Brazil’s Finance Ministry has revised its inflation outlook modestly higher for the year after incorporating an anticipated rise in average oil prices tied to the U.S.-Israeli conflict with Iran. The ministry now assumes the average oil price will be 10.8% above prior estimates, a change it says could add to inflationary pressures while also boosting export revenue for the country.
The updated projections, released ahead of the central bank’s monetary policy meeting next week, leave the ministry’s gross domestic product growth forecast unchanged at 2.3% while lifting its inflation view for 2026 to 3.7% from the previous 3.6% estimate. Policymakers and markets face heightened uncertainty over whether the central bank will inaugurate an expected easing cycle with a 25- or 50-basis-point cut, as oil price volatility complicates bets on the timing and size of rate moves.
In its report, the ministry described the oil shock as temporary and built its baseline on Brent crude averaging $73.10 per barrel for the year. "This scenario assumes an easing of the conflicts in the coming days and the possibility of repairing, still in the short term, the damage already observed at energy and logistics facilities," the ministry said, adding that the baseline also factors in the release of strategic oil reserves and increased output from producers outside the affected region.
The ministry noted that higher oil prices are a mixed signal for Brazil’s economy. As Latin America’s largest economy, Brazil counts on oil as a key export. Elevated crude tends to expand net exports and, in turn, support economic growth and federal government receipts. Under the ministry’s milder-impact baseline, it projected an additional 21.4 billion reais in federal revenue linked to higher oil prices.
To illustrate the sensitivity of inflation to oil, the ministry laid out two more disruptive scenarios. If Brent averages $82 per barrel this year, inflation would be 0.33 percentage points higher versus a 0.14-point uplift in the baseline. Under a more severe outcome with Brent at $100 per barrel, inflation would climb by 0.58 percentage points.
Separately, the government announced measures on Thursday intended to soften the impact of the recent spike in global oil costs: it eliminated taxes on diesel and introduced a levy on oil exports. The ministry clarified that those policy steps were not incorporated into the projections published on Friday.
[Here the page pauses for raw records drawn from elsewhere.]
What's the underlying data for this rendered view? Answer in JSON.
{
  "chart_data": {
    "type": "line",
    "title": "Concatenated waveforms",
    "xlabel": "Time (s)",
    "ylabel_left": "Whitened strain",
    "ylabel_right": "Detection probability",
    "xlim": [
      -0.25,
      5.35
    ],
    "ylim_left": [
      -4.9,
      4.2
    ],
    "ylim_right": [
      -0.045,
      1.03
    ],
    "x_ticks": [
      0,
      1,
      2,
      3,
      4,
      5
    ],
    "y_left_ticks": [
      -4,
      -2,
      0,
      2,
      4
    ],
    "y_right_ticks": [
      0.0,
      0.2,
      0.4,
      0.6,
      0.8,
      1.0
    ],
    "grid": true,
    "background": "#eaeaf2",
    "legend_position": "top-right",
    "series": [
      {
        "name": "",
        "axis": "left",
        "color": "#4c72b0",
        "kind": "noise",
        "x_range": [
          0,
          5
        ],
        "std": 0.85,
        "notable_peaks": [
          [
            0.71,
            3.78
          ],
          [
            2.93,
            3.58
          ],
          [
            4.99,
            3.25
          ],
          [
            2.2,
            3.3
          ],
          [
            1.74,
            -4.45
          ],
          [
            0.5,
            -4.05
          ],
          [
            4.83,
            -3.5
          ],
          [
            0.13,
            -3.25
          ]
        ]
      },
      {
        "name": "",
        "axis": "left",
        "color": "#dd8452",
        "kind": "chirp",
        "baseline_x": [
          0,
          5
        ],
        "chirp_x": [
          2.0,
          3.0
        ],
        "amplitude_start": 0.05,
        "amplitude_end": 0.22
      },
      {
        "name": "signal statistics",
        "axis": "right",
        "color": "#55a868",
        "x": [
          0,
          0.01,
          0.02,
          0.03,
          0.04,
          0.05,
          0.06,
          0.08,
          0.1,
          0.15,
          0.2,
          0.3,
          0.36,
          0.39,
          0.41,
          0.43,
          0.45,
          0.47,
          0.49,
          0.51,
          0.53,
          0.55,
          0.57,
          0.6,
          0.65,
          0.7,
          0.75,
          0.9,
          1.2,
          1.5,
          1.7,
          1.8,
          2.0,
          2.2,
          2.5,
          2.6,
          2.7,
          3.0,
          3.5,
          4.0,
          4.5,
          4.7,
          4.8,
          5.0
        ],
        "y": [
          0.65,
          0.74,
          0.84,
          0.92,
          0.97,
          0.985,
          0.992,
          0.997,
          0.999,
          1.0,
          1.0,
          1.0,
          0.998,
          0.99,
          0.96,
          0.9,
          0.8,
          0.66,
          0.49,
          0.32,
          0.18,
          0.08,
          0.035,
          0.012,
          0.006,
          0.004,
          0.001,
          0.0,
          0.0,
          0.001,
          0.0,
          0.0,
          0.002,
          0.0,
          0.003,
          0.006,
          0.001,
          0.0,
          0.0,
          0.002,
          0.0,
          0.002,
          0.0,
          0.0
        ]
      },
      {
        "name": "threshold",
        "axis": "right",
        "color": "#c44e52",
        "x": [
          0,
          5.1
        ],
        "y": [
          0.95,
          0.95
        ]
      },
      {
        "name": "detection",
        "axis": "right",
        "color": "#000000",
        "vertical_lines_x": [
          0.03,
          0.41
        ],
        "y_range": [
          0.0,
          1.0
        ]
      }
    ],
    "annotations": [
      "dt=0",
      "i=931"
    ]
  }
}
Exchange-rate notation included with the release put the U.S. dollar at 5.2321 reais.
Analysis - The ministry’s baseline treats the oil disruption as short-lived, relying on both increased supply outside the conflict zone and strategic reserve releases to temper prices. Even under that milder scenario, the combination of a slightly higher inflation projection and increased federal receipts reflects the dual effect of oil on both prices and public finances.